Last year Laurence Inman found himself treading in the footsteps of legends.
Just before Christmas I did some recording in Trident Studios, Soho. It was a pilot for a radio play. I was a randy old upper-class idiot. The work went well, people thought my part was okay, we had a lot of fun and I had a good day out in London.
But what really thrilled me was that this was the studio where some legendary names in modern music produced their finest creations. Bowie. Queen. The Stones.
And The Beatles.
There was a framed invoice on the wall: £35 an hour for the use of the studio on 22nd February 1969, for sessions which ended up on Abbey Road. Photographs of them all. Lots of photographs.
Then at Christmas I was given the huge book about George Harrison, Living In The Material World, a spin-off from the Martin Scorsese film.
It is a treasure. The front cover shows him up to his neck in some placid water, looking straight at the camera, serious and peaceful.

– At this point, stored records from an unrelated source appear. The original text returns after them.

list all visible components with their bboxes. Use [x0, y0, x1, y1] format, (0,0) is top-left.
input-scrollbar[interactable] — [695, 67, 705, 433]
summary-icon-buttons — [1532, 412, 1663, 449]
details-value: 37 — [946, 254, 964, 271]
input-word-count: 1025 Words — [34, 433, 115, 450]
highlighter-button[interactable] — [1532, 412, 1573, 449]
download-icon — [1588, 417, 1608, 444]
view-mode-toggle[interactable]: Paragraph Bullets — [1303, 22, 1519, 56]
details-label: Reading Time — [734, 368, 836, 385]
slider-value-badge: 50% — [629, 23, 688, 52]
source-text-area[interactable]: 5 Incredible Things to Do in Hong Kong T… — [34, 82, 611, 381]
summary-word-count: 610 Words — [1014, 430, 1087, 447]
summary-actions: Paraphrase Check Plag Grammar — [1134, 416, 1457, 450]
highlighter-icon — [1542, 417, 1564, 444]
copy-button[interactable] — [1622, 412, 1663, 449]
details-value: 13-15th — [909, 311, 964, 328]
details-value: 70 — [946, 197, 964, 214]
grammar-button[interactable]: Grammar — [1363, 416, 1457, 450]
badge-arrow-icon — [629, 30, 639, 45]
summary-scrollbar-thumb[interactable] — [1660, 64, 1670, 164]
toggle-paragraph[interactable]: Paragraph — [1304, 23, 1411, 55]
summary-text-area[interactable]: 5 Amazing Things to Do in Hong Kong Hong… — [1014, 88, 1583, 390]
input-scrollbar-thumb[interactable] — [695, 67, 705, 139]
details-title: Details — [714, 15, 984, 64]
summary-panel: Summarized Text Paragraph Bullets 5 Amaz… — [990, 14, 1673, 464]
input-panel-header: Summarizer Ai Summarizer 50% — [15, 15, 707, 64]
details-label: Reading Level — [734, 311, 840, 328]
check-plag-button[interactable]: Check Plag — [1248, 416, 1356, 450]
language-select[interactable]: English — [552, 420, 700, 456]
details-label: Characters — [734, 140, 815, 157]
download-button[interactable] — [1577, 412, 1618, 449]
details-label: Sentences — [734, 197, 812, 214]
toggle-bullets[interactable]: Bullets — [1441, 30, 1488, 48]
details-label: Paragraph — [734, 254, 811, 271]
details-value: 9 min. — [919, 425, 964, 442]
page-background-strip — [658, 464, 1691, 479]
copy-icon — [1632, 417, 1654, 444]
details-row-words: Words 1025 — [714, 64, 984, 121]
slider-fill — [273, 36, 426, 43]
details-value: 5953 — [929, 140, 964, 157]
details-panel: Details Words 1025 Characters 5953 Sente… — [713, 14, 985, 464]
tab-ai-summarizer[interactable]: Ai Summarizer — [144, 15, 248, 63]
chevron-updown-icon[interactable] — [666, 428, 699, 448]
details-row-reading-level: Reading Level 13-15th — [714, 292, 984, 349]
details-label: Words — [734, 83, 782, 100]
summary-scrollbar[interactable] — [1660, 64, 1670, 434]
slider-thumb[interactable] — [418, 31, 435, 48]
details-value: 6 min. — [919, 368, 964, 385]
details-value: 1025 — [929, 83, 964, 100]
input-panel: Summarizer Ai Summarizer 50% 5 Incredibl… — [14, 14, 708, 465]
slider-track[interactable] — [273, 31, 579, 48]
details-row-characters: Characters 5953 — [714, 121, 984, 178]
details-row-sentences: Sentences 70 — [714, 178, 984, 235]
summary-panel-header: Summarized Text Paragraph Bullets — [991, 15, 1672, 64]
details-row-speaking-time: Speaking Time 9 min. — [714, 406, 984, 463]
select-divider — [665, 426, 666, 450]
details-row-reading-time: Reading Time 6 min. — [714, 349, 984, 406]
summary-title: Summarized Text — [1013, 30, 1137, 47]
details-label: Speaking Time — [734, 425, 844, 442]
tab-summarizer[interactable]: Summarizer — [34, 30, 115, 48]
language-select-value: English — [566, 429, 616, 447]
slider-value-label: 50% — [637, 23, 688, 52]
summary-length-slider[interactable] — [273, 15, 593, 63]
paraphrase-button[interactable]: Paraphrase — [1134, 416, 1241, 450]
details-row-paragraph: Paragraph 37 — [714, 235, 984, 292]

But George is the one I’d most like to have had night out with. He wrote Something, a better song than any of the John/Paul output. He was a better musician, and a better man.
And I respond totally to his attitude to fame. I was very aware of this watching the antics of present-day celebrities on the box during the last few weeks, capering for attention like young apes. This fame, this look-at-me, this money for doing nothing special – it’s disgusting.
George was as famous as you could possibly be. He could open any door. The whole world wanted to hold his hand. And yet he preferred to stay at home, tending his garden, seeing at last that this was the best life could offer.